La mémoire, à l’instar de l’oubli, est un droit mais aussi un
devoir, il nous faut l'assumer et la transmettre aux générations à venir pour
exorciser à tout jamais la tentation de l'abîme. Pour ce faire, il faudra bâtir
la paix sur des valeurs et principes qui nous immuniseraient à
l'avenir. Tirer les leçons du passé, les intégrer et les réactualiser,
c’est se résoudre à changer ce qui doit l’être et assumer un présent commun
afin d’envisager un avenir somme toute plus prometteur que la simple survie et
plus ambitieux qu’une suffisante cohabitation.
Exposer et explorer notre mémoire pour se réconcilier sans
complaisance avec notre histoire et atteindre le pardon préalable à la
confiance sans laquelle ni le pacte ni la coexistence qu’il institue ne sont
possibles.
Eduquer à la paix c'est exposer au récit
de la guerre, c'est en faire le récit et en apprendre le bilan aux générations
futures. L’éducation est le vecteur de ce travail de
mémoire même si l’école doit être un sanctuaire, un lieu préservé des tensions
et conflits identitaires. Elle doit permettre aux individus de penser la coexistence,
le vivre ensemble et de tirer les leçons, tant les causes que les conséquences,
de la guerre. Il faut ouvrir la réflexion sur les obstacles au vivre ensemble
et sur ce qui le rend possible ou difficile
L'immunité de mémoire dont ont bénéficié
les générations passées est plus grave que l'immunité légale qu’il se sont
octroyés ; elle doit prendre fin, afin que nul ne réchappe au jugement de
l’histoire.
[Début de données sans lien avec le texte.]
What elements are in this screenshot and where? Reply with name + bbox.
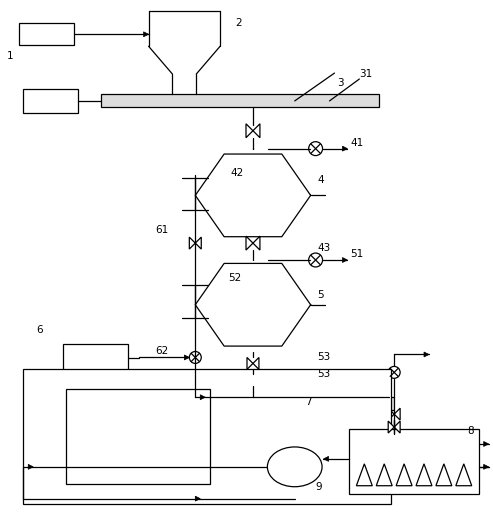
Polygon shape: [195, 496, 200, 501]
Polygon shape: [323, 456, 328, 461]
Polygon shape: [424, 352, 429, 357]
Text: 7: 7: [305, 397, 311, 407]
Polygon shape: [484, 442, 489, 446]
Polygon shape: [343, 146, 348, 151]
Polygon shape: [388, 408, 394, 420]
Polygon shape: [250, 392, 255, 397]
Polygon shape: [253, 236, 260, 250]
Polygon shape: [253, 124, 260, 138]
Bar: [350, 429, 479, 494]
Polygon shape: [247, 358, 253, 370]
Polygon shape: [394, 408, 400, 420]
Polygon shape: [200, 395, 205, 400]
Bar: [101, 94, 379, 107]
Text: 4: 4: [317, 175, 324, 185]
Polygon shape: [253, 374, 259, 386]
Polygon shape: [394, 421, 400, 433]
Polygon shape: [184, 355, 189, 360]
Bar: [66, 389, 210, 484]
Text: 41: 41: [351, 138, 364, 148]
Text: 6: 6: [36, 325, 43, 335]
Bar: [23, 89, 78, 113]
Polygon shape: [247, 374, 253, 386]
Text: 62: 62: [155, 347, 169, 357]
Bar: [63, 343, 128, 373]
Bar: [195, 397, 394, 410]
Text: 8: 8: [467, 426, 473, 436]
Polygon shape: [28, 465, 33, 469]
Text: 9: 9: [316, 482, 322, 492]
Polygon shape: [246, 124, 253, 138]
Text: 3: 3: [338, 78, 344, 88]
Text: 43: 43: [317, 243, 331, 253]
Text: 51: 51: [351, 249, 364, 259]
Text: 5: 5: [317, 290, 324, 300]
Polygon shape: [484, 465, 489, 469]
Text: 1: 1: [6, 51, 13, 61]
Polygon shape: [388, 421, 394, 433]
Text: 42: 42: [230, 168, 244, 177]
Bar: [19, 23, 74, 45]
Polygon shape: [253, 358, 259, 370]
Polygon shape: [343, 257, 348, 263]
Text: 53: 53: [317, 352, 331, 362]
Polygon shape: [189, 237, 195, 249]
Text: 52: 52: [228, 273, 242, 283]
Text: 61: 61: [155, 225, 169, 235]
Polygon shape: [246, 236, 253, 250]
Polygon shape: [143, 32, 148, 37]
Text: 2: 2: [235, 18, 242, 28]
Text: 53: 53: [317, 370, 331, 379]
Polygon shape: [195, 237, 201, 249]
Text: 31: 31: [359, 69, 373, 79]
Bar: [23, 370, 391, 504]
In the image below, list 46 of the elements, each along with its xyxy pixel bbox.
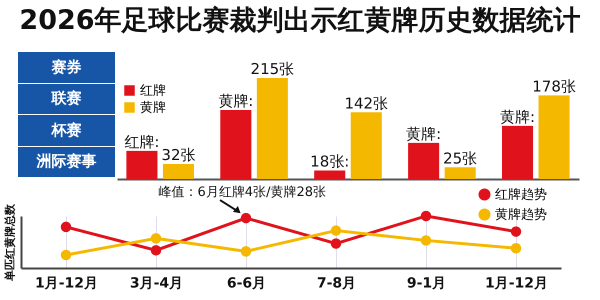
x-tick-label: 6-6月	[226, 276, 266, 292]
point	[420, 235, 432, 246]
x-tick-label: 1月-12月	[34, 276, 98, 292]
data-label: 黄牌:	[500, 108, 536, 126]
legend-label: 红牌趋势	[495, 188, 547, 202]
point	[240, 212, 252, 224]
legend-label: 黄牌	[140, 100, 166, 116]
data-label: 25张	[443, 149, 478, 168]
data-label: 18张:	[310, 152, 350, 171]
bar	[162, 164, 194, 179]
chart-title: 2026年足球比赛裁判出示红黄牌历史数据统计	[18, 4, 582, 38]
bar	[126, 150, 158, 179]
bar	[220, 110, 252, 179]
point	[330, 238, 342, 249]
data-label: 黄牌:	[406, 124, 442, 143]
bar	[408, 142, 440, 179]
label-panel: 赛券 联赛 杯赛 洲际赛事	[18, 52, 115, 178]
y-axis-title: 单匹红黄牌总数	[4, 203, 16, 282]
point	[330, 225, 342, 236]
x-tick-label: 1月-12月	[484, 276, 548, 292]
bar	[350, 112, 382, 179]
legend-label: 红牌	[140, 84, 166, 98]
point	[60, 250, 72, 260]
bar	[444, 167, 476, 179]
data-label: 142张	[344, 94, 388, 112]
bar	[502, 126, 534, 179]
point	[510, 243, 522, 254]
point	[150, 233, 162, 244]
point	[150, 245, 162, 256]
data-label: 32张	[161, 146, 196, 164]
data-label: 红牌:	[124, 132, 160, 151]
data-label: 215张	[250, 60, 294, 78]
data-label: 178张	[532, 77, 576, 96]
x-tick-label: 3月-4月	[130, 276, 184, 292]
point	[420, 210, 432, 222]
point	[240, 246, 252, 257]
annotation: 峰值：6月红牌4张/黄牌28张	[158, 185, 326, 200]
bar	[314, 170, 346, 179]
bar	[538, 95, 570, 179]
x-tick-label: 7-8月	[316, 276, 356, 292]
x-tick-label: 9-1月	[406, 276, 446, 292]
data-label: 黄牌:	[218, 92, 254, 110]
legend-label: 黄牌趋势	[495, 208, 547, 222]
bar	[256, 78, 288, 179]
point	[60, 222, 72, 232]
point	[510, 226, 522, 237]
La complaisance vis à vis des générations passées doit cesser, un
travail de déconstruction s’impose, c’est la condition de l’évolution qui passe
par une remise en question de notre histoire. C’est un passage obligé ; Il
nous faut parfois savoir rendre injustice aux faits et actes de nos ancêtres.
Cioran ne s’y trompait pas lorsqu’il affirmait que "Le Progrès est l'injustice que
chaque génération commet à l'égard de celle qui l'a précédée."
Pour Ricoeur, une mémoire qui s’assume
est une mémoire apaisée ; soumise à
l’épreuve de la vérité elle ne nourrit plus de haine et n’est dirigée contre
personne. La mémoire apaisée et le pardon ont une fonction politique
essentielle, et Ricoeur de se demander si la politique ne commence pas là où
finit la vengeance.
Le
pardon apparaît alors comme « l’horizon commun d’accomplissement » de la
mémoire, de l’histoire et de l’oubli, mais il ne s’agit en aucun cas d’un « happy end », Le pardon n’est « ni facile, ni impossible », c’est un idéal
vers lequel tendre.
Ricoeur
met en garde ses contemporains : ce n’est que par un travail de deuil,
guidé par la volonté de réconciliation avec le passé, et par l’idéal du pardon,
qu’une société est à même de se séparer définitivement du passé pour faire
place au futur.
Ayons l'ambition de mobiliser notre mémoire collective en libérant
nos consciences individuelles et citoyennes. Dans “la mémoire contre
l’histoire”, François Bédarida s'effrayait du fait que "la raison
historique capitule devant les déviances de la mémoire". Dans “mémoire et
conscience historique” il trace la voie vers une conscience commune : « au
lieu de se laisser enfermer dans un jeu de miroirs, pourquoi ne pas nourrir une
ambition, plus haute, d'exploration à travers le miroir. “
L’histoire nous dit-on souvent est
écrite par les vainqueurs mais au Liban la guerre, à l’instar des conflits
précédents, s’est soldée par la formule du « ni vainqueur ni
vaincu ». Difficile dans ces conditions de déterminer un vainqueur et un vaincu
surtout que les protagonistes furent nombreux. La guerre appartient aux
mémoires mais pas encore à l’Histoire, elle reste à écrire à l’instar de
l’historiographie officielle du Liban contemporaine.
D’ailleurs si la guerre du Liban n’appartient pas encore à l’Histoire,
c’est peut être parce qu’elle se poursuit par d’autres moyens. Les canons se
sont tut mais pas les voix de la dissension.
Aussi, jusqu’à ce
jour il n’existe pas de date officielle en marquant la fin. Même le 13 Avril ne
fait l’objet d’aucune commémoration officielle, pas une minute de silence,
encore moins un jour férié ne lui est consacré, alors qu’il nous faudrait instituer ce
jour comme celui du grand pardon et de la réconciliation.